Fast forward 20years and I no longer was the child but had three of my own who, like me, loved the snow and had only seen it a few times more than I had at their age. I didn’t have a lot of examples for raising children but I did try to give them new wonderful adventures of all kinds and I mainly tried to raise them with the sense of love and security that I had lost as a child. Through doing this with them, I discovered the true meaning of the proverb, “Home is where the heart is.” I learned we didn’t always have to be in our house to feel at home. In fact, sometimes, that’s where we didn’t need to be.
Let me explain. When our children were little we’d have large family gatherings at Christmas. But then we lost some loved ones and some moved far away and we also moved. The next Christmas it was just us and I explained to my youngest son over and over we wouldn’t have any extended family with us and why, but he really didn’t understand. I even tried coming up with new traditions.
But as we sat there at the table for Christmas dinner he asked with a sad little face, “Mama, when’s everyone coming?”
That was the moment I knew we had to do differently. Our first Christmas by ourselves in our new house was our last for several years.
This proverb, “Home is where the heart is,” refers to the place, your home, being where you prefer to be, where you feel most secure and loved, where your memories are the fondest, where you hang your hat. We normally think of our home as the place where we grew up or live presently. Do you have a place in mind when you think of home? I can attest that it’s not always a particular house but it is always where your heart is or was. This proverb is mostly known to have started from Pliny the Elder, a Roman author, naturalist, and philosopher, who lived from A.D. 23-79, although, its original origin is unknown and it’s believed to have been around forever.

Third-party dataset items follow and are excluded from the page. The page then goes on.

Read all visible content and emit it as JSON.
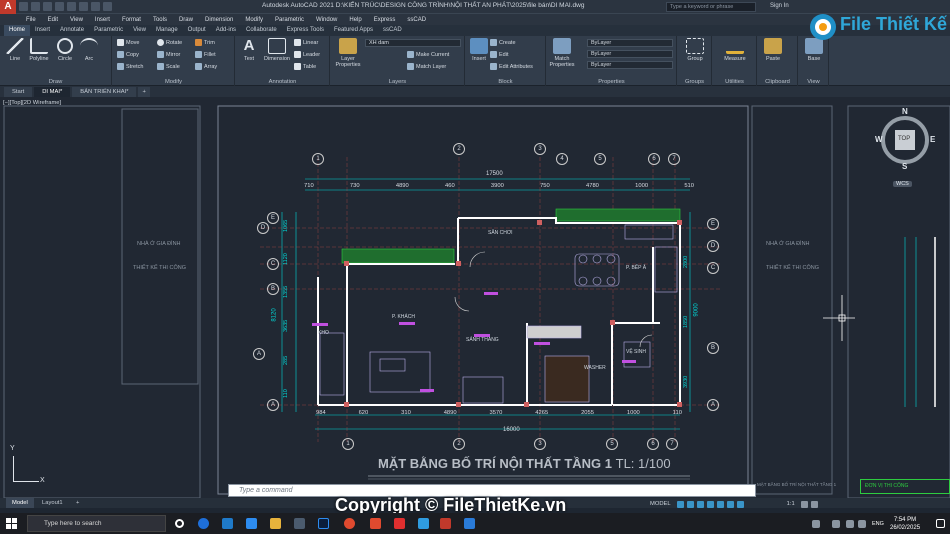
{
  "window": {
    "title": "Autodesk AutoCAD 2021   D:\\KIẾN TRÚC\\DESIGN CÔNG TRÌNH\\NỘI THẤT AN PHÁT\\2025\\file bán\\DI MAI.dwg",
    "search_placeholder": "Type a keyword or phrase",
    "sign_in": "Sign In"
  },
  "menu": [
    "File",
    "Edit",
    "View",
    "Insert",
    "Format",
    "Tools",
    "Draw",
    "Dimension",
    "Modify",
    "Parametric",
    "Window",
    "Help",
    "Express",
    "ssCAD"
  ],
  "ribbon_tabs": [
    "Home",
    "Insert",
    "Annotate",
    "Parametric",
    "View",
    "Manage",
    "Output",
    "Add-ins",
    "Collaborate",
    "Express Tools",
    "Featured Apps",
    "ssCAD"
  ],
  "ribbon": {
    "draw": {
      "label": "Draw",
      "line": "Line",
      "polyline": "Polyline",
      "circle": "Circle",
      "arc": "Arc"
    },
    "modify": {
      "label": "Modify",
      "move": "Move",
      "rotate": "Rotate",
      "trim": "Trim",
      "copy": "Copy",
      "mirror": "Mirror",
      "fillet": "Fillet",
      "stretch": "Stretch",
      "scale": "Scale",
      "array": "Array"
    },
    "annotation": {
      "label": "Annotation",
      "text": "Text",
      "dimension": "Dimension",
      "linear": "Linear",
      "leader": "Leader",
      "table": "Table"
    },
    "layers": {
      "label": "Layers",
      "layer_properties": "Layer Properties",
      "current_layer": "XH dam",
      "make_current": "Make Current",
      "match_layer": "Match Layer"
    },
    "block": {
      "label": "Block",
      "insert": "Insert",
      "create": "Create",
      "edit": "Edit",
      "edit_attributes": "Edit Attributes"
    },
    "properties": {
      "label": "Properties",
      "match": "Match Properties",
      "color": "ByLayer",
      "linetype": "ByLayer",
      "lineweight": "ByLayer"
    },
    "groups": {
      "label": "Groups",
      "group": "Group"
    },
    "utilities": {
      "label": "Utilities",
      "measure": "Measure"
    },
    "clipboard": {
      "label": "Clipboard",
      "paste": "Paste"
    },
    "view": {
      "label": "View",
      "base": "Base"
    }
  },
  "file_tabs": [
    "Start",
    "DI MAI*",
    "BẢN TRIỂN KHAI*"
  ],
  "viewport_label": "[−][Top][2D Wireframe]",
  "drawing": {
    "title": "MẶT BẰNG BỐ TRÍ NỘI THẤT TẦNG 1",
    "scale": "TL: 1/100",
    "dim_top_total": "17500",
    "dim_top": [
      "710",
      "730",
      "4890",
      "460",
      "3900",
      "750",
      "4780",
      "1000",
      "510"
    ],
    "dim_bottom_total": "16000",
    "dim_bottom": [
      "984",
      "620",
      "310",
      "4890",
      "3570",
      "4265",
      "2055",
      "1000",
      "110"
    ],
    "dim_left": [
      "1065",
      "1120",
      "1355",
      "3635",
      "8120",
      "285",
      "110"
    ],
    "dim_right": [
      "2800",
      "1850",
      "3930",
      "9000"
    ],
    "grid_top": [
      "1",
      "2",
      "3",
      "4",
      "5",
      "6",
      "7"
    ],
    "grid_bottom": [
      "1",
      "2",
      "3",
      "4",
      "5",
      "6",
      "7"
    ],
    "grid_left": [
      "E",
      "D",
      "C",
      "B",
      "A",
      "A"
    ],
    "grid_right": [
      "E",
      "D",
      "C",
      "B",
      "A"
    ],
    "rooms": [
      "SÂN CHƠI",
      "P. BẾP Ă",
      "P. KHÁCH",
      "SẢNH THANG",
      "KHO",
      "VỆ SINH",
      "WASHER"
    ],
    "title_block": {
      "project": "NHÀ Ở GIA ĐÌNH",
      "phase": "THIẾT KẾ THI CÔNG",
      "right_note": "MẶT BẰNG BỐ TRÍ NỘI THẤT TẦNG 1",
      "contractor": "ĐƠN VỊ THI CÔNG"
    }
  },
  "compass": {
    "n": "N",
    "s": "S",
    "e": "E",
    "w": "W",
    "top": "TOP",
    "wcs": "WCS"
  },
  "ucs": {
    "x": "X",
    "y": "Y"
  },
  "layout_tabs": [
    "Model",
    "Layout1"
  ],
  "command_placeholder": "Type a command",
  "status": {
    "mode": "MODEL",
    "scale": "1:1"
  },
  "taskbar": {
    "search_placeholder": "Type here to search",
    "lang": "ENG",
    "time": "7:54 PM",
    "date": "26/02/2025"
  },
  "watermark": {
    "copyright": "Copyright © FileThietKe.vn",
    "logo": "File Thiết Kế .vn"
  },
  "colors": {
    "accent": "#3a95c9",
    "cad_wall": "#ffffff",
    "cad_dim": "#00ffff",
    "cad_grid": "#ff0000",
    "cad_green": "#1fa33a",
    "cad_magenta": "#c050e0"
  }
}
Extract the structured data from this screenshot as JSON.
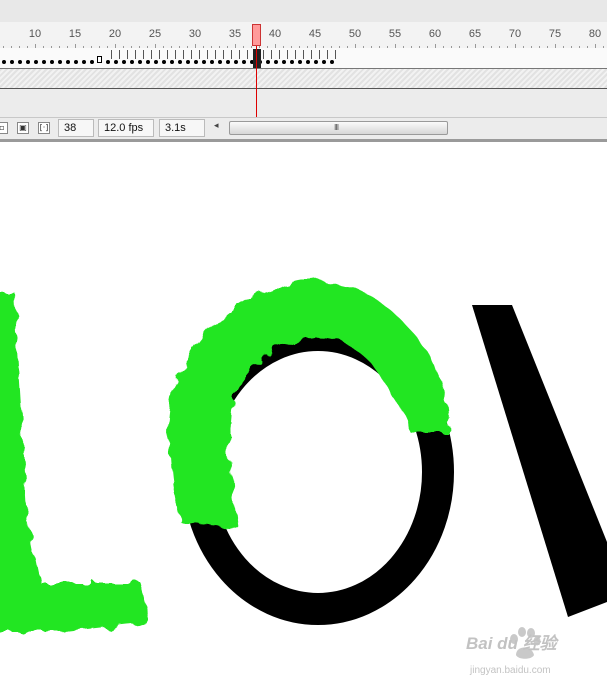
{
  "timeline": {
    "ruler_labels": [
      "10",
      "15",
      "20",
      "25",
      "30",
      "35",
      "40",
      "45",
      "50",
      "55",
      "60",
      "65",
      "70",
      "75",
      "80"
    ],
    "current_frame": "38",
    "frame_rate": "12.0 fps",
    "elapsed_time": "3.1s",
    "scroll_grip": "III"
  },
  "stage": {
    "text_colors": {
      "stroke": "#000000",
      "brush": "#22e622"
    }
  },
  "watermark": {
    "brand": "Bai du 经验",
    "site": "jingyan.baidu.com"
  }
}
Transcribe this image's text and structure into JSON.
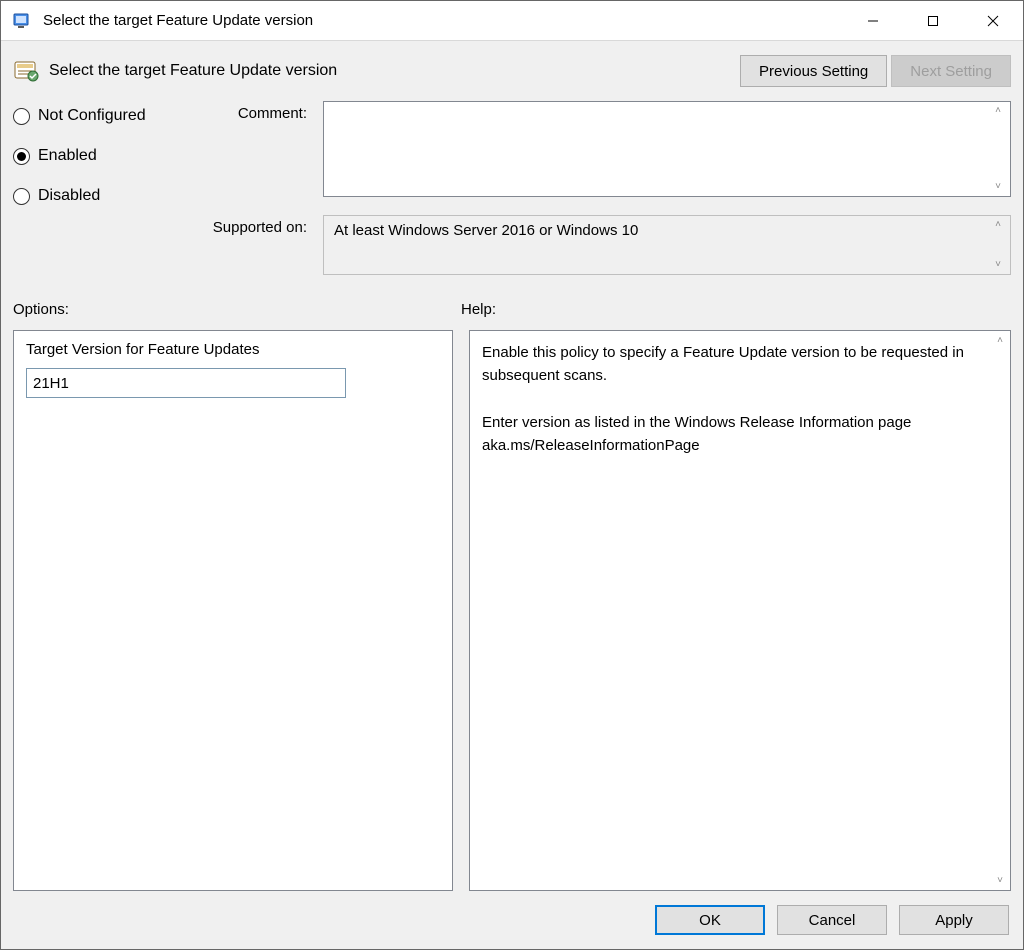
{
  "window": {
    "title": "Select the target Feature Update version"
  },
  "header": {
    "title": "Select the target Feature Update version",
    "prev_label": "Previous Setting",
    "next_label": "Next Setting",
    "next_enabled": false
  },
  "state": {
    "options": [
      {
        "id": "notconfigured",
        "label": "Not Configured",
        "selected": false
      },
      {
        "id": "enabled",
        "label": "Enabled",
        "selected": true
      },
      {
        "id": "disabled",
        "label": "Disabled",
        "selected": false
      }
    ],
    "comment_label": "Comment:",
    "comment_value": "",
    "supported_label": "Supported on:",
    "supported_value": "At least Windows Server 2016 or Windows 10"
  },
  "sections": {
    "options_label": "Options:",
    "help_label": "Help:"
  },
  "options_panel": {
    "field_label": "Target Version for Feature Updates",
    "field_value": "21H1"
  },
  "help_panel": {
    "text": "Enable this policy to specify a Feature Update version to be requested in subsequent scans.\n\nEnter version as listed in the Windows Release Information page aka.ms/ReleaseInformationPage"
  },
  "footer": {
    "ok": "OK",
    "cancel": "Cancel",
    "apply": "Apply"
  }
}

So with this proverb in mind, our next Christmas and several after were spent at different ski resorts, just us. We learned to ski. Our sons learned they could sit on their skis and lean back while going down the slopes to the point where their pockets would fill and compact with snow so at the bottom of the slope they had ready made snowballs, hence the immediate snowball fight. They learned that going from the hot tub to making snow angels and back gave a chilling sensation and we all learned that hot chocolate, at the end of a hard fun-filled snow day, was the most rewarding treat! We got to see beautiful Christmas Eve candlelight ski shows and we skied Christmas Day with Santa and Mrs. Claus. But the best memories were the times we had just being together. We’d already opened our gifts before we left home so we spent time reflecting on the true reason for the season, Jesus, and each other.
Our “home,” during those Christmas seasons wasn't a house, it was wherever we were together. It wasn’t the place but the people. It was truly where our hearts were.
What are you reflecting on this holiday season? What do your memories associate with when you think about going home? Even now, whenever I have hot chocolate or see the occasional snow in Texas, I remember those cozy Christmases at the ski resorts years ago and I reminisce all over again. It brings happiness to my heart. I hope your heart finds its’ “Home for the Holidays.”
And remember, through all your holiday cheer,
Christmas comes but once a year.
Let your heart to our Savior, Jesus, respond.
And your “home” will last to “Infinity and beyond."